Com o valor, o parlamentar tucano ocupa a quinta posição no ranking nacional de candidatos com maiores autuações ambientais. O levantamento também aponta que o PL concentra o maior número de nomes na lista: 13 candidatos do partido somam aproximadamente R$ 6 milhões em multas ambientais nos últimos três anos.

Defesa contesta autuação

A defesa de Chico Guarnieri, no entanto, questiona administrativamente a autuação do Ibama e contesta a dimensão da área apontada pelo órgão ambiental.

Segundo os advogados, durante a fiscalização teriam sido identificados apenas cerca de nove hectares dentro de área de preservação, número significativamente inferior aos 194 hectares considerados na autuação.

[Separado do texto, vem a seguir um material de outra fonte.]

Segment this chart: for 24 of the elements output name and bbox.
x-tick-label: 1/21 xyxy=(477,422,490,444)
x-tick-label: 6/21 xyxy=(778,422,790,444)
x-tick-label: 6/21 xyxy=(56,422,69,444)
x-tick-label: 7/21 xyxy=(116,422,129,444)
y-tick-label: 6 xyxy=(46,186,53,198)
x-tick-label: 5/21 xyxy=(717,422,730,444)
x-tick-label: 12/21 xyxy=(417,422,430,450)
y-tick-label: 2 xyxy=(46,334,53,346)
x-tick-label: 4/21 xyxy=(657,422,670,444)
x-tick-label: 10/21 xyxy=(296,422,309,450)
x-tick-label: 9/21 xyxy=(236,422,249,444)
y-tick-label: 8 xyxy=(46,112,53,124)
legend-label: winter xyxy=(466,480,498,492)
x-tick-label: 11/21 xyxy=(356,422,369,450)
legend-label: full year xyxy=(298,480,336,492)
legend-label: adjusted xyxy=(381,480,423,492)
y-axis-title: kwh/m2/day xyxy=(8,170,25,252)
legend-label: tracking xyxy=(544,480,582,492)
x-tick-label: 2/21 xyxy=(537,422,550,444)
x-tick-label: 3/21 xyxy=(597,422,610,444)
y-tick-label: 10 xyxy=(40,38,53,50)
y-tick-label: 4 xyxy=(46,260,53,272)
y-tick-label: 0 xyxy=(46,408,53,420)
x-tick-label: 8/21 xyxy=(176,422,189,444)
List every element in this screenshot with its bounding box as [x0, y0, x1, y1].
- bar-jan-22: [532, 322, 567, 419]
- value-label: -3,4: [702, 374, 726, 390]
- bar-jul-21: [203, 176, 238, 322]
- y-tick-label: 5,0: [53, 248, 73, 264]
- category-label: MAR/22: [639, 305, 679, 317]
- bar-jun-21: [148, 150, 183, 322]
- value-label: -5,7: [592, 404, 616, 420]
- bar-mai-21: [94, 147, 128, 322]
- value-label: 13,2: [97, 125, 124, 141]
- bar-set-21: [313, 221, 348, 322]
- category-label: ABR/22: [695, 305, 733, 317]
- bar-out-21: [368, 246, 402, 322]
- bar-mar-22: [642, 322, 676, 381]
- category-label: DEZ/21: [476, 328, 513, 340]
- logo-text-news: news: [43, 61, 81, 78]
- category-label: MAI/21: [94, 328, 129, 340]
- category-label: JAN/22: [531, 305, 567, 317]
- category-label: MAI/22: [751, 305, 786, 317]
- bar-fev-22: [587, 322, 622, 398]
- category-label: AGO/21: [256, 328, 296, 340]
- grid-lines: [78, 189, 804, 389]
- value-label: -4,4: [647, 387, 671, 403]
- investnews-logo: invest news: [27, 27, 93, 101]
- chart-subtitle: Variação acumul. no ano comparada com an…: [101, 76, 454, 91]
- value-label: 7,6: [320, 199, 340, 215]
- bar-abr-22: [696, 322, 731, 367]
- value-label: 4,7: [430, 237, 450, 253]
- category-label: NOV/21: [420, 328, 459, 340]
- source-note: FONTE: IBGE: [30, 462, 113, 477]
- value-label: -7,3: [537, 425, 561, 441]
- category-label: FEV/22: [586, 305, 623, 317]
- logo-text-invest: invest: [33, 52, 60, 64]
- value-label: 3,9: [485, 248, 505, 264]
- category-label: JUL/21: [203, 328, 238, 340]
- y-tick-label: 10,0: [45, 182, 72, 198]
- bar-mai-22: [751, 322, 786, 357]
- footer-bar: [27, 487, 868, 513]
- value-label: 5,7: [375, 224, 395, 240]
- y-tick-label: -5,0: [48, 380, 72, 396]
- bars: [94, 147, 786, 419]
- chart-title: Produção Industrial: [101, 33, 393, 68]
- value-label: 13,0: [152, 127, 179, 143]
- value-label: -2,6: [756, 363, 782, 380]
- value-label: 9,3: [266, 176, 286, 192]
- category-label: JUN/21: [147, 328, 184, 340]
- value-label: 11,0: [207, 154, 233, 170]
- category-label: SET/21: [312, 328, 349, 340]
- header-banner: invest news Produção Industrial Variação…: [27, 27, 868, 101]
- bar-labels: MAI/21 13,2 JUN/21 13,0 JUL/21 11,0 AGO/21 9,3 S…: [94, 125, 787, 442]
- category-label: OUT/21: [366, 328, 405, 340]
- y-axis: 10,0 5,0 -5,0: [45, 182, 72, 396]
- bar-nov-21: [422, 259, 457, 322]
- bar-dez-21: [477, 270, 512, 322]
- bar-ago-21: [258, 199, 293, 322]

A defesa também sustenta que, posteriormente, a propriedade teve o Cadastro Ambiental Rural (CAR) validado pela Secretaria de Estado de Meio Ambiente (Sema), sem registro de passivo ambiental.

O episódio ganha peso político em meio à campanha eleitoral de 2026. Guarnieri tenta renovar o mandato na Assembleia Legislativa e, no início desta semana, ganhou um importante aceno político ao receber o apoio público do senador Flávio Bolsonaro, durante visita do presidenciável a Campo Novo do Parecis.

A situação, portanto, coloca o candidato tucano em uma posição de atenção justamente em um momento de disputa eleitoral, ao mesmo tempo em que sua defesa busca reverter administrativamente a penalidade aplicada pelo órgão ambiental.

Até o momento, trata-se de uma autuação administrativa contestada pela defesa, e não de uma condenação definitiva por crime ambiental.